Apparently the traditional rule of democratic politics—that all elections are won in the middle ground of undecided voters—no longer holds true. Call it the Dowd thesis, after the former Democratic party activist Matt Dowd, who became a Republican through his friendship with Karl Rove, and then became President Bush's chief pollster in the elections of 2000 and 2004. Remember that in the 2000 campaign, Bush ran as a moderate "compassionate conservative" who was, in the traditional way, looking for undecided voters in the middle ground and seeking support among ethnic groups like blacks and Hispanics, not usually noted for Republican sympathies. But as he analysed the results of that razor-edge election, Dowd found something very strange in the small print of the statistics: "[The data] showed that independents or persuadable voters in the last 20 years had gone from 22 per cent of the electorate to 7 per cent in 2000," explains Dowd. "And so 93 per cent of the electorate… was going to be already decided either for us or against us. You obviously had to do fairly well among the 6 or 7 per cent, but you could lose [them] and win the election, which was revolutionary."

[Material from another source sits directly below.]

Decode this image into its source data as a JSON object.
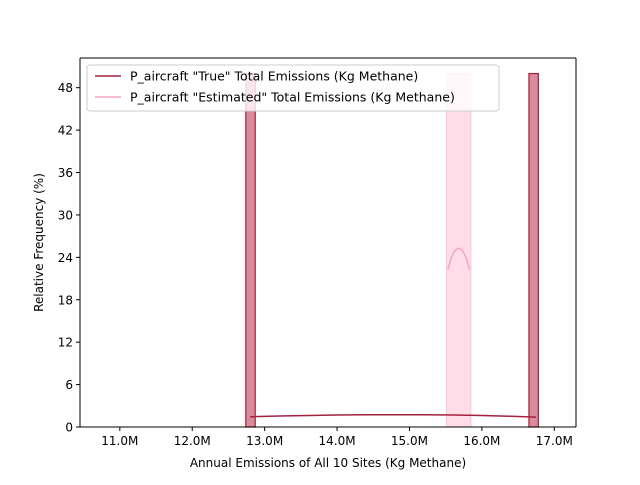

Rove was convinced and the political consequence was that the Republicans decided to devote half their available resources to getting out the vote, rather than 80 per cent of their resources to persuading the undecided voters. This transformed American politics, not only because of this massive shift in campaign resources, but also because it changed the entire thrust of the campaign. Rather than running to the centre, the Bush campaigns in 2002 and 2004 ran to the patriot right and pushed hot-button topics and wedge issues like gay marriage and stem cell research to energise their core supporters. They sought to polarise the electorate, rather than spouting the usual rhetoric about uniting them. But if in November the Republican base proves to be too few in numbers to win and the Dowd thesis collapses, expect the hunt for the centre ground to resume.


Here comes Bloomberg

Neither party is happy with its front-runners for the presidency in 2008. A lot of Democrats fear Hillary cannot win, while Republican conservatives dislike John McCain. This anxiety seems to lie behind the sudden flurry of interest in New York mayor and media mogul Michael Bloomberg, whose chief aide Kevin Sheekey is urging a White House run. Although nominally a Republican with a decent record running the big apple, the centrist and socially liberal Bloomberg would have trouble getting his party's nomination. So the buzz in New York is that having seen how well his chum Joe Lieberman is doing running as an independent in Connecticut, Bloomberg is thinking about a third-party bid. As a running mate, Bloomberg appears to be courting Los Angeles mayor Antonio Villaraigosa, a Hispanic Democrat who seems all too ready to be seduced. Bloomberg made a point of attending Villaraigosa's inauguration and in September he was back in LA, attending fundraisers for Arnold Schwarzenegger and hailing Villaraigosa as a visionary mayor. Villaraigosa returned the compliment. According to Tumbler's sources in the New York labour unions, who like Bloomberg a lot, they have been given a peek at polls by Bloomberg's staff that show an independent Bloomberg campaign doing "one helluva lot better than Ross Perot," who got nearly 20 per cent of the national vote in 1992. Another Bloomberg backer is legendary LA police chief Bill Bratton, who made his name by slashing crime as New York police commissioner from 1994-96. Bratton said Bloomberg had "run the most complicated city successfully for five years now—he would be adequately prepared to assume the responsibility of president." And funding will be no problem. The Forbes list of the mega-rich puts Bloomberg's personal wealth at $5bn.